Dans un entretien accordé au journal Le Soleil, l’économiste sénégalais Felwine Sarr donne son avis sur le débat sur le franc CFA. À ce propos, sa position est claire : le Sénégal doit se détourner de cette monnaie héritée de la colonisation. «Nos arguments consistent à dire que les accords de coopération monétaire avec la France nous entravent et nous empêchent d’avoir une politique monétaire proactive qui est tournée vers la satisfaction de nos besoins en termes de croissance économique et que celle-ci est trop contrainte à l’arrimage à l’euro… Cela entrave notre compétitivité externe», tranche le professeur à Duke University (États-Unis).

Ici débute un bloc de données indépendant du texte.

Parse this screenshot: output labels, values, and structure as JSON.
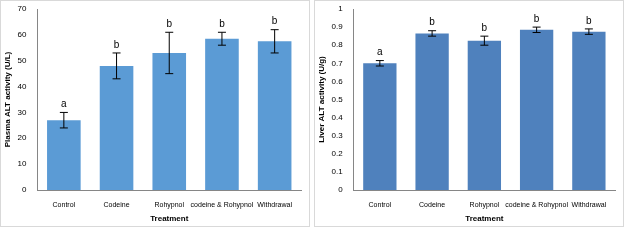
{
  "chart_data": [
    {
      "type": "bar",
      "categories": [
        "Control",
        "Codeine",
        "Rohypnol",
        "codeine & Rohypnol",
        "Withdrawal"
      ],
      "values": [
        27,
        48,
        53,
        58.5,
        57.5
      ],
      "errors": [
        3,
        5,
        8,
        2.5,
        4.5
      ],
      "significance_labels": [
        "a",
        "b",
        "b",
        "b",
        "b"
      ],
      "color": "#5b9bd5",
      "x_label": "Treatment",
      "y_label": "Plasma ALT activity (U/L)",
      "ylim": [
        0,
        70
      ],
      "yticks": [
        0,
        10,
        20,
        30,
        40,
        50,
        60,
        70
      ],
      "grid": false
    },
    {
      "type": "bar",
      "categories": [
        "Control",
        "Codeine",
        "Rohypnol",
        "codeine & Rohypnol",
        "Withdrawal"
      ],
      "values": [
        0.7,
        0.865,
        0.825,
        0.885,
        0.875
      ],
      "errors": [
        0.015,
        0.015,
        0.025,
        0.015,
        0.015
      ],
      "significance_labels": [
        "a",
        "b",
        "b",
        "b",
        "b"
      ],
      "color": "#4f81bd",
      "x_label": "Treatment",
      "y_label": "Liver ALT activity (U/g)",
      "ylim": [
        0,
        1
      ],
      "yticks": [
        0,
        0.1,
        0.2,
        0.3,
        0.4,
        0.5,
        0.6,
        0.7,
        0.8,
        0.9,
        1
      ],
      "grid": false
    }
  ]
}
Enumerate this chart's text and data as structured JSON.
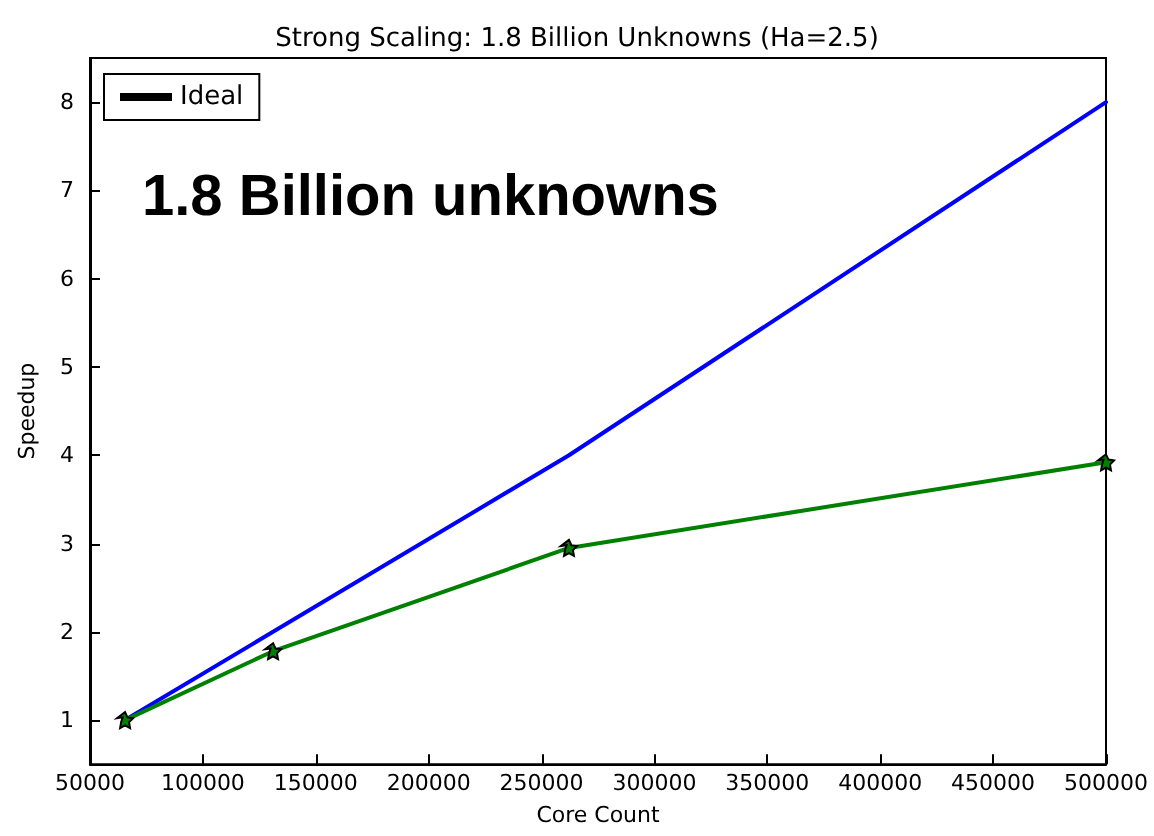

Celui qui est en même temps écrivain poursuit : «Les études nous ont montré qu’un régime de change plus flexible dont les marges de fluctuations sont encadrées avec un arrimage de la monnaie à un panier de devises au prorata des monnaies des pays avec lesquels on commerce le plus, était beaucoup plus optimal en termes de bien-être et de croissance économique.»
Faut-il engager la réforme au niveau communautaire ou locale ? Felwine Sarr plaide pour la première approche. Il demande en ce sens «d’accélérer le projet de l’éco dans le cadre de la CEDEAO» afin «de préserver les gains d’une intégration monétaire et économique».
L’économiste n’écarte pas pour autant la seconde possibilité. Mais il prône la prudence : «Si nous devons aller vers une monnaie nationale, il faudra s’assurer des conditions économiques pour bien le faire parce que l’on voit bien que c’est à double tranchant. Actuellement, il y a 23 monnaies africaines qui sont dans la tourmente. Il faut donc réfléchir au bon ‘trade-off’ pour assurer l’effectivité des fonctions de la monnaie. C’est une réflexion à mener avec soin.»